Background: No previous autopsy-controlled, prospective, and population-based studies are available on the prevalence of AD in very elderly people.
Objective: To study the point prevalence of neuropathologically defined AD in a population of people at least 85 years of age, stratified according to their APOE genotype.
Methods: A population-based sample of 532 (of a total population of 601) elderly Finnish individuals, aged 85 years or more, were clinically tested for dementia in 1991 (with follow-up studies of the survivors in 1994, 1996, and 1999) and genotyped for APOE. An autopsy involving neuropathologic diagnosis of AD according to modified consensus criteria was performed in 118 of 198 deceased subjects who had been demented on April 1, 1991, and in 62 of 201 nondemented individuals.

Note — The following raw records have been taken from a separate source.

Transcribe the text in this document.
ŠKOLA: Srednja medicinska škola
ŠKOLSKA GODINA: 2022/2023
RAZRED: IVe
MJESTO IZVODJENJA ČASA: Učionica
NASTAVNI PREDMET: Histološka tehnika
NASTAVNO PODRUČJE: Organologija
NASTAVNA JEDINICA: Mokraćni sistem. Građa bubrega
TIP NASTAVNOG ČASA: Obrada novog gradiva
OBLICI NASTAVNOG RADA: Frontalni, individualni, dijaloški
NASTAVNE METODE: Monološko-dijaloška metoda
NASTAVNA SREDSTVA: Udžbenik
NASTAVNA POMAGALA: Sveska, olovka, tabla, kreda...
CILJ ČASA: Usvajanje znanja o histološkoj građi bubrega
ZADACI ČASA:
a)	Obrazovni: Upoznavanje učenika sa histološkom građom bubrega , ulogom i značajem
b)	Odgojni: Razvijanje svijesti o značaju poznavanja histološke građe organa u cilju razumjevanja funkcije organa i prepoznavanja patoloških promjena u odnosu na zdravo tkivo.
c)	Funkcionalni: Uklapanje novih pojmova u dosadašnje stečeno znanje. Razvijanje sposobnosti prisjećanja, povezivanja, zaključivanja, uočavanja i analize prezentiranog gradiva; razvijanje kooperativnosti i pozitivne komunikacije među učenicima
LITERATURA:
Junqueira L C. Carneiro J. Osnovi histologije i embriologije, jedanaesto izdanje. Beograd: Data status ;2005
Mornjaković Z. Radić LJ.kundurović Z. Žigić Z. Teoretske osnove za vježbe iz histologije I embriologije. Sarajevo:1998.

Results: The prevalence of neuropathologically defined AD was 33%, whereas the prevalence of clinically diagnosed AD was 16%. There was a highly significant (p < 0.001) association between the APOE epsilon4 allele and AD: Sixty-three percent of APOE epsilon4 carriers and 20% of noncarriers had neuropathologic AD. The respective figures in subjects aged 90 years or more were 71 and 22%.
Conclusions: The prevalence of neuropathologically defined AD is higher than that reported in most previous studies based on clinical diagnosis. The discrepancy between the neuropathologic and clinical diagnoses of AD in very elderly subjects may affect the results of population-based studies. The APOE genotype has a strong effect on the prevalence of neuropathologically defined AD, even after 90 years of age.